There, the protesters once again cut traffic by placing city council barriers on the road.
The CDRs had called the protest to oppose the presence of Spain's king Felipe VI at the opening dinner for the event, the world's largest mobile trade fair. They encouraged the public to tell the monarch he was "not welcome" and that Catalans are not his "subjects."
In a press statement, Catalonia's CDRs said that Felipe VI "is not welcome" as he is the head of a state of a "demophobic, authoritarian, sexist and Francoist" Kingdom of Spain. The CDRs remind the public that the Spanish monarchy was imposed on the country by the "last fascist dictatorship in Europe", and the king represents a state that "keeps peoples and individuals imprisoned" and "imposes itself on us to keep the other dictatorship in power" - that of the "capital interests of the IBEX-35 share index."

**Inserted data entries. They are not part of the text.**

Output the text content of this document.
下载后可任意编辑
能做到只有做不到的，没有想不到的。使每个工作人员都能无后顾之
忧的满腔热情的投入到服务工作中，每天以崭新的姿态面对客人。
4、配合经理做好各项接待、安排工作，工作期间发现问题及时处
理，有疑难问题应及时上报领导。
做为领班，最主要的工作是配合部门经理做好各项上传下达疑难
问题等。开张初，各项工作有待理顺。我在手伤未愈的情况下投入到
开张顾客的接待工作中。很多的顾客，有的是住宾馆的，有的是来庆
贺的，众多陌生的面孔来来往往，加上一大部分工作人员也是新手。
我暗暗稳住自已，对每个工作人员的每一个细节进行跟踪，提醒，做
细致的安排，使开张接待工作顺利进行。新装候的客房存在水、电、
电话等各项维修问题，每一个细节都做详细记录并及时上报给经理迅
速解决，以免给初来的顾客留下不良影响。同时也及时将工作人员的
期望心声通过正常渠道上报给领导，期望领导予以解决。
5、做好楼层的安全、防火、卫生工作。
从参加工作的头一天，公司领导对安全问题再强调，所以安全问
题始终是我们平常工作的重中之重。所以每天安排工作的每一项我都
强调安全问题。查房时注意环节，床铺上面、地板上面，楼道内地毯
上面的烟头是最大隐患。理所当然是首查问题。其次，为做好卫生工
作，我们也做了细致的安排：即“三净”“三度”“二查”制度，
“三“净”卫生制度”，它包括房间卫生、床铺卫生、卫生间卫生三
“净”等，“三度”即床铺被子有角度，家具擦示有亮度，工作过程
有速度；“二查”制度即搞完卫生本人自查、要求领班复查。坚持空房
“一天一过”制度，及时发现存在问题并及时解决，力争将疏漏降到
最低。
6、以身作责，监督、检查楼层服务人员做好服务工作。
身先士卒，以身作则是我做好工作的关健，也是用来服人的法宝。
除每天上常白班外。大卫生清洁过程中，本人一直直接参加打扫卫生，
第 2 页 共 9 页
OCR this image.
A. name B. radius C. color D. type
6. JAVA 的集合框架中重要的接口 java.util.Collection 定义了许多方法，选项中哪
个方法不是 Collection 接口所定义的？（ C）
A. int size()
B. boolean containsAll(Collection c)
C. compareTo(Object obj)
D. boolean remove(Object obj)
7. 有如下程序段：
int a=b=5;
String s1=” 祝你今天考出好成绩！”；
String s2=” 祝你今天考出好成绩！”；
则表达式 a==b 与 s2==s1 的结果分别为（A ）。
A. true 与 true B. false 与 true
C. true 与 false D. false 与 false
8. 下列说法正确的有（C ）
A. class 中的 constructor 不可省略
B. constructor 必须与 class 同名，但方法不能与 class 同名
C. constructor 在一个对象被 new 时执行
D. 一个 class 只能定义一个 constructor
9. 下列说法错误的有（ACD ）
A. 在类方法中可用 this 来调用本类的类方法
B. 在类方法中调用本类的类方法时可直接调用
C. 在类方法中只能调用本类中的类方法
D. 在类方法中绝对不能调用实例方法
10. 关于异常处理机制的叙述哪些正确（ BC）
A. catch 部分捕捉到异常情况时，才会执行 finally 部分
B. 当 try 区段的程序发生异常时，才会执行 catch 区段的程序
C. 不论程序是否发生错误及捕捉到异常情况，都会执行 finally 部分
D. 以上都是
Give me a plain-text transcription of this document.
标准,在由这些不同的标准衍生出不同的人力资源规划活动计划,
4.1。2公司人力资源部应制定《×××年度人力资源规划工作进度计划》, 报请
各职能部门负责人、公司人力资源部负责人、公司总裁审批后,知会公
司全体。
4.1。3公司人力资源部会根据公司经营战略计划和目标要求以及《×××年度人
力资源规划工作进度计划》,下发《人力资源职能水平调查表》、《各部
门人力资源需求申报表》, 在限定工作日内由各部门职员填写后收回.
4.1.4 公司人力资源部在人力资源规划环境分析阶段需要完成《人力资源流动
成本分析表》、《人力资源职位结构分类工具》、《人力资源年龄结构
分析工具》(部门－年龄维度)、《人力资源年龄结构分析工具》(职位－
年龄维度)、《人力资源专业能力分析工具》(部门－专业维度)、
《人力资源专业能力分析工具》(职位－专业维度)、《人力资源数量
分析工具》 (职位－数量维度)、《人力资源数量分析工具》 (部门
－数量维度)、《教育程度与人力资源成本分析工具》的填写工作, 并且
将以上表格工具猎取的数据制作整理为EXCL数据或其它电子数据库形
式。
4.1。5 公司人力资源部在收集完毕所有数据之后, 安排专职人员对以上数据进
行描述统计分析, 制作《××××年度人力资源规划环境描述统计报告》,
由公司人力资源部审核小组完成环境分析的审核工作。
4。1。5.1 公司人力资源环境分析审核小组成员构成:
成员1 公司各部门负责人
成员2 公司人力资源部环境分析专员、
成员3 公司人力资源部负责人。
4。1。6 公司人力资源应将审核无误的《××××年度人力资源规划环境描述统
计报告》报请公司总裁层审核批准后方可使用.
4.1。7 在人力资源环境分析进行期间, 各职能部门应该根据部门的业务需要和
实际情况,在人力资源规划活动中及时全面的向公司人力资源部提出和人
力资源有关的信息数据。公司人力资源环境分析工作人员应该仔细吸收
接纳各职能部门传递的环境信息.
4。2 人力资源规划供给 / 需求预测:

After several hours on the streets, the CDRs called off the protests, alleging that Catalonia's Mossos d'Esquadra police and the Catalan government were "once again" protecting the Spanish regime of 1978.
Recent surveys have shown that the vast majority of Catalans would prefer to be governed as a republic rather than a monarchy. The popularity of Felipe VI has progressively fallen in Catalonia over the five years of his reign, and especially after his hard-line speech on October 3rd 2017 following the independence referendum.